Cheers for this post! My husband and I have done a one month beer hiatus every year since 2009. It isn't always in January, but it is usually in the first few months of the year. Is it tough? Yeah, kind of, but that's because beer is our passion and so much of what we do revolves around it. Every year the reactions of others astounds me. The shock, dismay, and a deep questioning of our choice comes up every year. I especially hate the indignation with which people ask us, "WHY??!!" Also, people assume we can't or don't want to socialize because we aren't drinking. I agree that people need to mind their own pints and keep their opinions to themselves.


An urban social life, combined with a home brew hobby that is delivering dependably good beer on a regular basis, has me in the same boat.

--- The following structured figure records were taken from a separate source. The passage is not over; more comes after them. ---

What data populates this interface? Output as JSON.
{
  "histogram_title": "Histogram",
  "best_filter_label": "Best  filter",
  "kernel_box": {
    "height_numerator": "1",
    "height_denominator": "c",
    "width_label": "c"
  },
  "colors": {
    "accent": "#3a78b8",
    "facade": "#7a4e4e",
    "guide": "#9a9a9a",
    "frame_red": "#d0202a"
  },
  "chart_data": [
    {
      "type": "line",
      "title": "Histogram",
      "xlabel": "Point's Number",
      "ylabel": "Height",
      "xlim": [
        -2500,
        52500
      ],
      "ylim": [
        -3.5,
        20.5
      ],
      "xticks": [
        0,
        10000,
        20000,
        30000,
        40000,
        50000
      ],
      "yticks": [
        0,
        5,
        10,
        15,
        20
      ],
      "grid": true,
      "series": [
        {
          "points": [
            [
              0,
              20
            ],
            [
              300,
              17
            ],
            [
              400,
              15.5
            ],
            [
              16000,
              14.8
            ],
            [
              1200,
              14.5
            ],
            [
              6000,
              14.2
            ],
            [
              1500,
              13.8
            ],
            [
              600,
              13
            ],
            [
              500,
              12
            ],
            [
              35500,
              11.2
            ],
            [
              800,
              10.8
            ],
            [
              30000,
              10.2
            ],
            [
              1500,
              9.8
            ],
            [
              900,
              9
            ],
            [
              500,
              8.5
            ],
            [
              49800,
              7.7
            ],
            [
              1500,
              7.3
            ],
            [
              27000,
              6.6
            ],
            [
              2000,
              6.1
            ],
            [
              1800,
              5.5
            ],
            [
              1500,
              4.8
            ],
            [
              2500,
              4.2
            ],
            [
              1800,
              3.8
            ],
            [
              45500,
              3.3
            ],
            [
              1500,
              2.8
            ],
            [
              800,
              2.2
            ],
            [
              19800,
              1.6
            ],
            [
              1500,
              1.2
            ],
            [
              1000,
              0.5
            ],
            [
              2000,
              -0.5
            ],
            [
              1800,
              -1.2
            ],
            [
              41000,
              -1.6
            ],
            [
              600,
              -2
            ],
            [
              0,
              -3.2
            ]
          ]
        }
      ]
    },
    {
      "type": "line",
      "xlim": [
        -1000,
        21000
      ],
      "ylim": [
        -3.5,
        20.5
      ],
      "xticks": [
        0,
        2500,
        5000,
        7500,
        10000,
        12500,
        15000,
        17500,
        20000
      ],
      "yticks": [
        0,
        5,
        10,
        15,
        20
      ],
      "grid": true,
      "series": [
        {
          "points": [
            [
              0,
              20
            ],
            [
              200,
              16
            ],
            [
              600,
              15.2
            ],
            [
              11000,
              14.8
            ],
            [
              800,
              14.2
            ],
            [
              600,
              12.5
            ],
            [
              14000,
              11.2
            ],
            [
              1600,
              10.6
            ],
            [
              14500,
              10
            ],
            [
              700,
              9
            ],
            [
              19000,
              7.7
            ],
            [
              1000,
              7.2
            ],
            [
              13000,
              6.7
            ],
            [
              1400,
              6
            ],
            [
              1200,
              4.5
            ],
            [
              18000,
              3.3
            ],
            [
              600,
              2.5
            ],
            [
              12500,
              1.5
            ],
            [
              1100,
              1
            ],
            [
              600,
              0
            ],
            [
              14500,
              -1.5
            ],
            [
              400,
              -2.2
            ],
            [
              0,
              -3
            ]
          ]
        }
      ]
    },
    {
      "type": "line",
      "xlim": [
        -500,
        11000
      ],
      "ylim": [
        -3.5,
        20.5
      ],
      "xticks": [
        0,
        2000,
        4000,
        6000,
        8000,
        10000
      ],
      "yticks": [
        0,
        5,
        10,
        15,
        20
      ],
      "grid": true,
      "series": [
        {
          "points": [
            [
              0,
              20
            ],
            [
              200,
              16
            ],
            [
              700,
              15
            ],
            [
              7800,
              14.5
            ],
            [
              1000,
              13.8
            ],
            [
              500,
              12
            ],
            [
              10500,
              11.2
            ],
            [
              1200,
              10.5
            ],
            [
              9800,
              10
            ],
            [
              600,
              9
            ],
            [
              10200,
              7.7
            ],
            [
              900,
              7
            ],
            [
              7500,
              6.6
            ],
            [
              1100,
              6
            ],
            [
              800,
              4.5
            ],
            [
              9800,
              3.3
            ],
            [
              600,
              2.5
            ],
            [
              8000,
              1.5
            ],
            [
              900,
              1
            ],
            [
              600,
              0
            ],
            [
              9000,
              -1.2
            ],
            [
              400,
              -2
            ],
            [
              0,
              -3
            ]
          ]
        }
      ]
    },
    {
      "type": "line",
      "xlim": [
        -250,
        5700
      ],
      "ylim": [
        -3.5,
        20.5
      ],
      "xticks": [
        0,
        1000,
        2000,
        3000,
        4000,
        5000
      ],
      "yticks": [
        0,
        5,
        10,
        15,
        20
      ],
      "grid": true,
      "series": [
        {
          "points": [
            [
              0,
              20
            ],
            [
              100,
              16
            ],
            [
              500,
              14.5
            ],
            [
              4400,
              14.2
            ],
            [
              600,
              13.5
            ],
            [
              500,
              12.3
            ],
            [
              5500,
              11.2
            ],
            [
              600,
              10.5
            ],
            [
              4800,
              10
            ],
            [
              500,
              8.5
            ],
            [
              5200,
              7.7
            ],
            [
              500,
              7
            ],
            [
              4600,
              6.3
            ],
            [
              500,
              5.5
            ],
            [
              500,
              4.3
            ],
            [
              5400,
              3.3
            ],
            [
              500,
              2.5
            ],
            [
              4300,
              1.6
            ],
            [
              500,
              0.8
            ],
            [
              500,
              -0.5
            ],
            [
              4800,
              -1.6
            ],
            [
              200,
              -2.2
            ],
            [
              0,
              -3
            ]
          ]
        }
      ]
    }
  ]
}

Dont know if I would do a dry month, but I think mandatory dry days might be a good plan. My lifestyle is otherwise quite healthy, and my eating habits are good, its the beer putting the weight on and keeping it on.

I have gone dry before, and obviously been the driver on occasion, and my experiences mirror many of the commenters – weight falls off, and awful alcohol free options down the pub. It often means that you simply can't go to a pub.

Gary Gillman

It's good to go dry once in a while.

Quantity is important too though, not just frequency. One or two drinks is okay but the effect of two vs. four or more is marked and a bright line is crossed – sometimes you want to do that, but it shouldn't be habitual, IMO. (Strong beer facilitates a moderate approach, and it is unfortunate in my view that some taxation systems discriminate against them, because low-alcohol or session drinks lend themselves to greater abuse, arguably).

In the end, each has to decide for himself what is right.

One thing that rings true for all though (surely) is the aging factor: the older you get, the more you need to think about it, because bad habits catch up with you.



absolutely love this blog. I am participating in dry January as sometimes we need to hold the mirror up to ourselves (that and the ridiculous amount of empty bottles we collected over the festive period) and be honest about our relationship with alcohol.

Its a personal choice to drink but sometimes we don't stop to take stock of how often and why we have come to accept alcohol as such an accepted feature of modern life.